The next stop is Ržaŭka village. Here, a museum – the “Bees' Kingdom” – opened its doors in 2017. Aleksey and Galina Yermakova are in charge of the museum. Galina is a kindergarten teacher and Aleksey used to be a driver for a collective farm. They are united by their love for bees and honey, and everything that is related to them. Thanks to the ‘From Cradle to Development’ project, they were able to realise a dream they had for a long time: to open a unique museum.

They greet us playing the accordion, and offer us a drink of Trutnevka, a special 40% alcoholic beverage made from honey. However the museum also has something for children, as well as adults. There are interactive games and films for kids, in which they can discover how bees live inside their hives. 

They are planning to open a house on top of the beehives, so that visitors can lie down on the floorboards and listen to the bees doing their work. Aleksey Yermakov is a fourth-generation beekeeper, so he knows everything about bees. It’s safe to say that Aleksey’s insight, combined with the sweet treats, resulted in a very successful trip for us.

It is obvious that Slaǔharad District is taking the right steps in order to become more recognisable and popular among tourists. It’s certainly not fair, or accurate, to say that there is nothing to see here.
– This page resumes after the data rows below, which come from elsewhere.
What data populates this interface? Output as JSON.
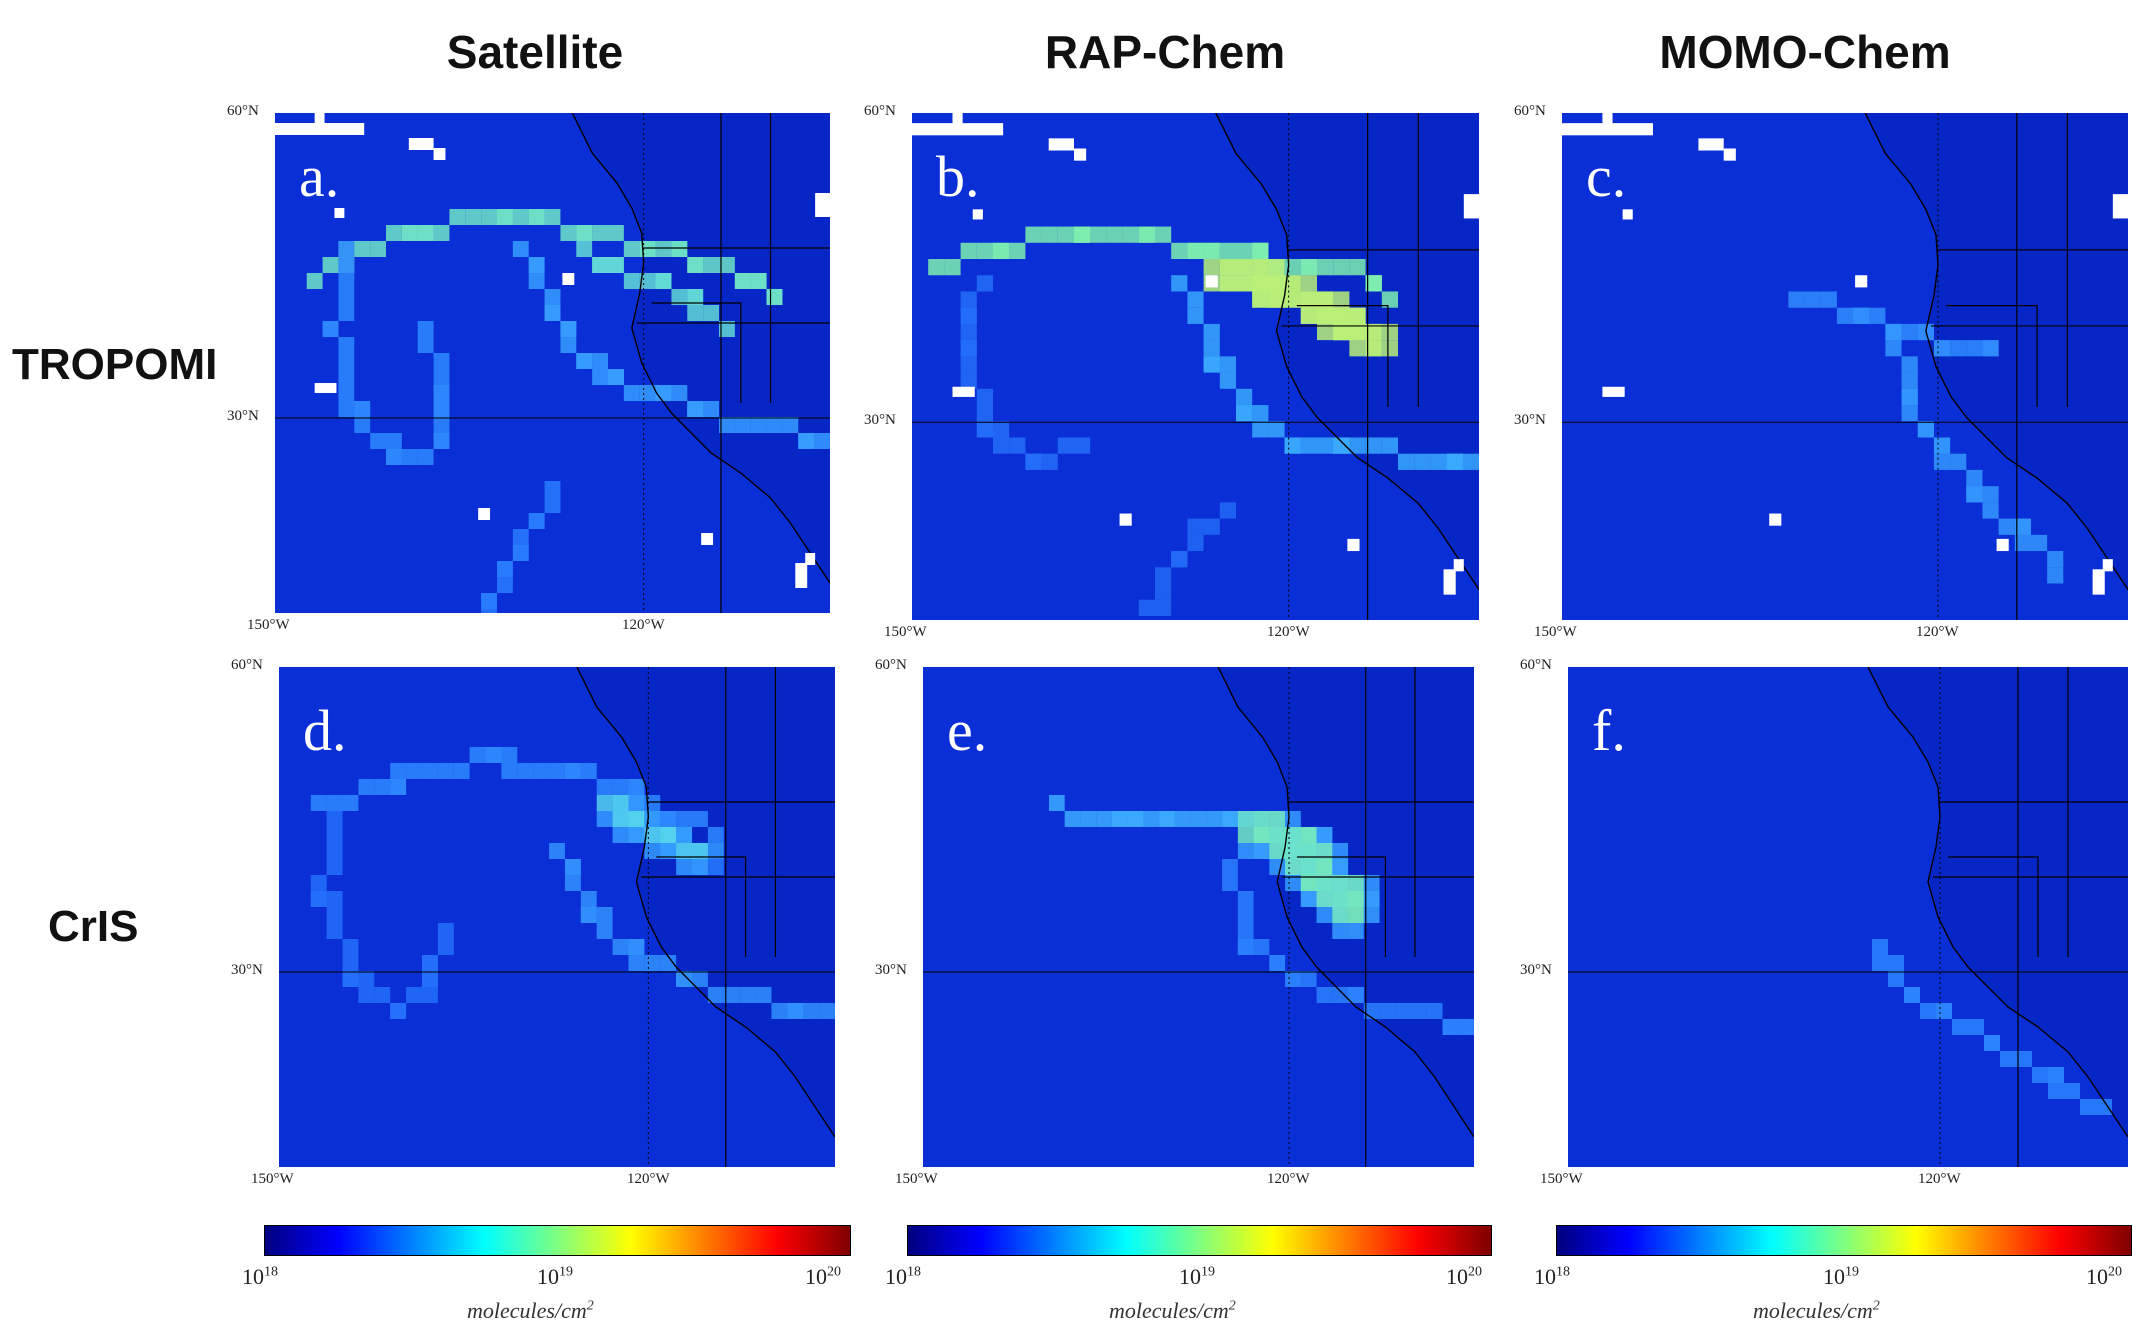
{
  "columns": [
    {
      "title": "Satellite"
    },
    {
      "title": "RAP-Chem"
    },
    {
      "title": "MOMO-Chem"
    }
  ],
  "rows": [
    {
      "title": "TROPOMI"
    },
    {
      "title": "CrIS"
    }
  ],
  "panels": [
    {
      "letter": "a.",
      "lat_top": "60°N",
      "lat_mid": "30°N",
      "lon_left": "150°W",
      "lon_mid": "120°W",
      "plume": "sat_tropomi",
      "has_gaps": true
    },
    {
      "letter": "b.",
      "lat_top": "60°N",
      "lat_mid": "30°N",
      "lon_left": "150°W",
      "lon_mid": "120°W",
      "plume": "rap_tropomi",
      "has_gaps": true
    },
    {
      "letter": "c.",
      "lat_top": "60°N",
      "lat_mid": "30°N",
      "lon_left": "150°W",
      "lon_mid": "120°W",
      "plume": "momo_tropomi",
      "has_gaps": true
    },
    {
      "letter": "d.",
      "lat_top": "60°N",
      "lat_mid": "30°N",
      "lon_left": "150°W",
      "lon_mid": "120°W",
      "plume": "sat_cris",
      "has_gaps": false
    },
    {
      "letter": "e.",
      "lat_top": "60°N",
      "lat_mid": "30°N",
      "lon_left": "150°W",
      "lon_mid": "120°W",
      "plume": "rap_cris",
      "has_gaps": false
    },
    {
      "letter": "f.",
      "lat_top": "60°N",
      "lat_mid": "30°N",
      "lon_left": "150°W",
      "lon_mid": "120°W",
      "plume": "momo_cris",
      "has_gaps": false
    }
  ],
  "colorbar": {
    "tick_min_base": "10",
    "tick_min_exp": "18",
    "tick_mid_base": "10",
    "tick_mid_exp": "19",
    "tick_max_base": "10",
    "tick_max_exp": "20",
    "unit": "molecules/cm",
    "unit_exp": "2",
    "colormap": [
      "#00007f",
      "#0000ff",
      "#007fff",
      "#00ffff",
      "#7fff7f",
      "#ffff00",
      "#ff7f00",
      "#ff0000",
      "#7f0000"
    ],
    "scale": "log"
  },
  "colors": {
    "background": "#0a2fd6",
    "land": "#0627c4",
    "gap": "#ffffff",
    "borders": "#000000"
  }
}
If we look at the opposite side of Belarus, Ašmyany district definitely does not suffer from a lack of touristic attention. The region is home to the ruins of the glorious castle of Sapieha, the beautiful neighbouring village of Baruny is located in Halšany district, poet Francišak Bahuševič's motherland is in Zuprany and the town of Kreva is also located nearby. The region can’t complain about a lack of tourists, but it could nevertheless be made even more attractive.

Forty-year-old Minsk native Aleksandr Varykish looks like he stepped straight out of an 18th-century portrait. He fell in love with Halšany village and its surroundings around ten years ago. Back then, Aleksandr had the idea to buy land in the area, in order to build his own farm. Finally, in 2009, he had the chance to do so. He bought a plot of land with a house that used to belong to nobility in Radzievičy, which is just six kilometres from Halšany. The house used to belong to the Rakitski family, who left for Vilnius and could no longer take care of the estate. The 100-year-old house is currently open to tourists. Here, they can eat delicious food, take part in a costume show and see a unique collection of 3D models of castles, palaces and other attractions.
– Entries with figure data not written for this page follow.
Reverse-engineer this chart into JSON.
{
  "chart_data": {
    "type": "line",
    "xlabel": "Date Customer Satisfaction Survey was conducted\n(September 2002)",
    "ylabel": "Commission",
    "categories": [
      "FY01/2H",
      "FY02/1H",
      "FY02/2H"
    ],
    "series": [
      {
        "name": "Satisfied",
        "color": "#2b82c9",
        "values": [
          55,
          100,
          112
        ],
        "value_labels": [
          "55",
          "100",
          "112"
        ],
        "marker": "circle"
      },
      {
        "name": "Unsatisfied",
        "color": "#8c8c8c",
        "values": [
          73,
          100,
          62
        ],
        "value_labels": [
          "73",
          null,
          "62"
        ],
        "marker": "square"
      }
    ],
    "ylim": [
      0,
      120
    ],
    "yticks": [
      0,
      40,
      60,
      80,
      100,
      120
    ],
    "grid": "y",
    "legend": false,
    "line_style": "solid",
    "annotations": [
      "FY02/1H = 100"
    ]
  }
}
Aleksandr’s idea was inspired by a park in Poland. At first he thought that it would be too expensive, but it turned out to be manageable. He initially received support within the framework of the “Support to Local Development in the Republic of Belarus” project, which is financed by the European Union and implemented by the United Nations Development Programme. “They are our mother and father – there would be nothing here without them. It was an excellent start,” Aleksandr says.

He has also completed courses in the creation of 3D models, and is planning to create a real park of castles next to the home, with a special emphasis on gothic architecture.

Aleksandr is also planning to restore an old windmill near Radzievičy, home to the only remaining German prison that dates back to the First World War, and a huge estate in Benyuny. It seems that while most people have heard of Halšany district, not everyone knows that there is such great cultural heritage nearby.